Clive Staples Lewis. (Belfast, Irlanda del Norte, 1898 – Oxford, Inglaterra 1963). Filólogo, medievalista y escritor. Fue profesor de Literatura en Oxford y Cambridge. Sus libros han sido traducidos a más de treinta idiomas. Cultivó la ficción con obras tan populares como las de la saga Las crónicas de Narnia. Sus ensayos más leídos son El problema del dolor, El gran divorcio, La abolición del hombre, Los cuatro amores y Cartas del diablo a su sobrino.
Avance
En El problema del dolor (1940), el escritor británico C. S. Lewis sale al paso de una contradicción que ha supuesto un quebradero de cabeza no solo para los filósofos sino también para el común de los mortales: que Dios permita el sufrimiento en el mundo. En ese ensayo trata de responder a preguntas relativas a la existencia del mal, la omnipotencia divina, la bondad de Dios, el propósito del sufrimiento y la compleja relación entre la libertad humana, la justicia y la misericordia divinas.

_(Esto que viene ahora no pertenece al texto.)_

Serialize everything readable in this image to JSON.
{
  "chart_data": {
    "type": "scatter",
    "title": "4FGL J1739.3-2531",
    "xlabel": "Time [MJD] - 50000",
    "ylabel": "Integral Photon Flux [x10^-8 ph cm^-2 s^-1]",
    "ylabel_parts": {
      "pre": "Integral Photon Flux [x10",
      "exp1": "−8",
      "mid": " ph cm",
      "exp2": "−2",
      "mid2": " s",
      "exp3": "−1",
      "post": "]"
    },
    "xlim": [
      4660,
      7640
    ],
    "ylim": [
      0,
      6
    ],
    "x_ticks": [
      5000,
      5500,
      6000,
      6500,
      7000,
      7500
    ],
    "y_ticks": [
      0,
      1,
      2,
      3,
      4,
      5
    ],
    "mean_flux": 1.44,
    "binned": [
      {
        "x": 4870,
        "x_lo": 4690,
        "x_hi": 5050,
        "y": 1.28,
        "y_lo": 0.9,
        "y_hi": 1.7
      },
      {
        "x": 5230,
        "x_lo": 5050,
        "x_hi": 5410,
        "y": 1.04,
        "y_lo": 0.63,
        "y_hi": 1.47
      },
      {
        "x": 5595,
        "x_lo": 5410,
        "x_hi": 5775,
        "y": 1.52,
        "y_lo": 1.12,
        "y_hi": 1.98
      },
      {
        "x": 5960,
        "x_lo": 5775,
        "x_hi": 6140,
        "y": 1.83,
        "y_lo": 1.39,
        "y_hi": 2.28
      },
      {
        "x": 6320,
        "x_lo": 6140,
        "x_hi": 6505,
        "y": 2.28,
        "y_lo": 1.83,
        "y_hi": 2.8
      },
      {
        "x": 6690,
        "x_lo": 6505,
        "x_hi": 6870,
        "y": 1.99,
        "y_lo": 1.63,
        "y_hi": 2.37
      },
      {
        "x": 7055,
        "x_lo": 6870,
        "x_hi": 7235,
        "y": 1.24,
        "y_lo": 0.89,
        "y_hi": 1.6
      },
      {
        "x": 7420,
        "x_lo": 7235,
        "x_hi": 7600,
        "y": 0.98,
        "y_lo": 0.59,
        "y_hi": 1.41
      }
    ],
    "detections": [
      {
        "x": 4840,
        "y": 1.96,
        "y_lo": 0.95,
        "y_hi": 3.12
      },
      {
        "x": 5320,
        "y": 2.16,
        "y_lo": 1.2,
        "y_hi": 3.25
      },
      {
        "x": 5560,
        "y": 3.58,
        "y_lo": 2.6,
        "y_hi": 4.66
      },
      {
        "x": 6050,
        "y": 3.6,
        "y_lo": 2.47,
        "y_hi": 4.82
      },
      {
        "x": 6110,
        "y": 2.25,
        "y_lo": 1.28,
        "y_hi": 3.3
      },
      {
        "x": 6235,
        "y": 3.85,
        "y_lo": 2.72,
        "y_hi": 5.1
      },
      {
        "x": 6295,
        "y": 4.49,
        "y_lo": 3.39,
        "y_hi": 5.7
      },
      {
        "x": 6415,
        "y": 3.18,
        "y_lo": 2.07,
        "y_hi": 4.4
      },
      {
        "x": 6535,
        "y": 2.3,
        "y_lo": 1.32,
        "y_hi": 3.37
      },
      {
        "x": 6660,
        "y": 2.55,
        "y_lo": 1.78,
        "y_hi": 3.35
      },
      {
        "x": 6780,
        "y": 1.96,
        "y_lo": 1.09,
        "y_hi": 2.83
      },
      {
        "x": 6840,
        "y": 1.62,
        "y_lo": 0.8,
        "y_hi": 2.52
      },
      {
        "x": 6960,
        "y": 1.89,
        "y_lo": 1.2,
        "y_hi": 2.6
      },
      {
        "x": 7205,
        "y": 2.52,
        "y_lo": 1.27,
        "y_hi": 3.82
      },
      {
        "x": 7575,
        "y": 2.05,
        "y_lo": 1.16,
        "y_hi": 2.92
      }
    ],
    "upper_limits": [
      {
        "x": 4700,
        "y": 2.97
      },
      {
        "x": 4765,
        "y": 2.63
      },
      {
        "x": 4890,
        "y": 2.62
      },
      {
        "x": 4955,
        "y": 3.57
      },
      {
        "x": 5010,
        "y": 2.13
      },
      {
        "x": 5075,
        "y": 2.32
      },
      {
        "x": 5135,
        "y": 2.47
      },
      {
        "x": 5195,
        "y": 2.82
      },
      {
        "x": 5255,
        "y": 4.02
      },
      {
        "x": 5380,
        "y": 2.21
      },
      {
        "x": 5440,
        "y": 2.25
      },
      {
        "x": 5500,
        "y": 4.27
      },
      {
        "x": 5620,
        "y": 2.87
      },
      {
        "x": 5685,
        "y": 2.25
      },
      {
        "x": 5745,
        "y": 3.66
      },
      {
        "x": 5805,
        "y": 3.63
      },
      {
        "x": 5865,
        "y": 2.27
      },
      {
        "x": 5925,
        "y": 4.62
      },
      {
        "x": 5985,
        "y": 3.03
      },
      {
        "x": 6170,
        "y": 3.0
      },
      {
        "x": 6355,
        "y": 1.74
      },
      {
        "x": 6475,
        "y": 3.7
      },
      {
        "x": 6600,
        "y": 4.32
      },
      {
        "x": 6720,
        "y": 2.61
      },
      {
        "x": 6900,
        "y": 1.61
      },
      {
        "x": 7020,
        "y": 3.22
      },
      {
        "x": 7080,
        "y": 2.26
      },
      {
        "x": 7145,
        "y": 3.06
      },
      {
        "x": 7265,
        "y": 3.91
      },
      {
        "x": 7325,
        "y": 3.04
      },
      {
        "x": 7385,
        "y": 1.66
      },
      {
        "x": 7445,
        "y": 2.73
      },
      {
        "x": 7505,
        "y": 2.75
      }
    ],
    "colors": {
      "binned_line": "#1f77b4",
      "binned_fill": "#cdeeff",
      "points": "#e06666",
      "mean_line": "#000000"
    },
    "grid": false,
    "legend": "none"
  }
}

Apologista cristiano, que se convirtió del ateísmo a la iglesia anglicana, Lewis recurre en las argumentaciones de El problema del dolor a fuentes teológicas —del Génesis, San Pablo, los santos padres, san Agustín, santo Tomás de Aquino, etcétera—, pero también a referentes filosóficos y literarios, y aplica, a lo largo de sus páginas, la lógica, con una intención didáctica y una prosa diáfana.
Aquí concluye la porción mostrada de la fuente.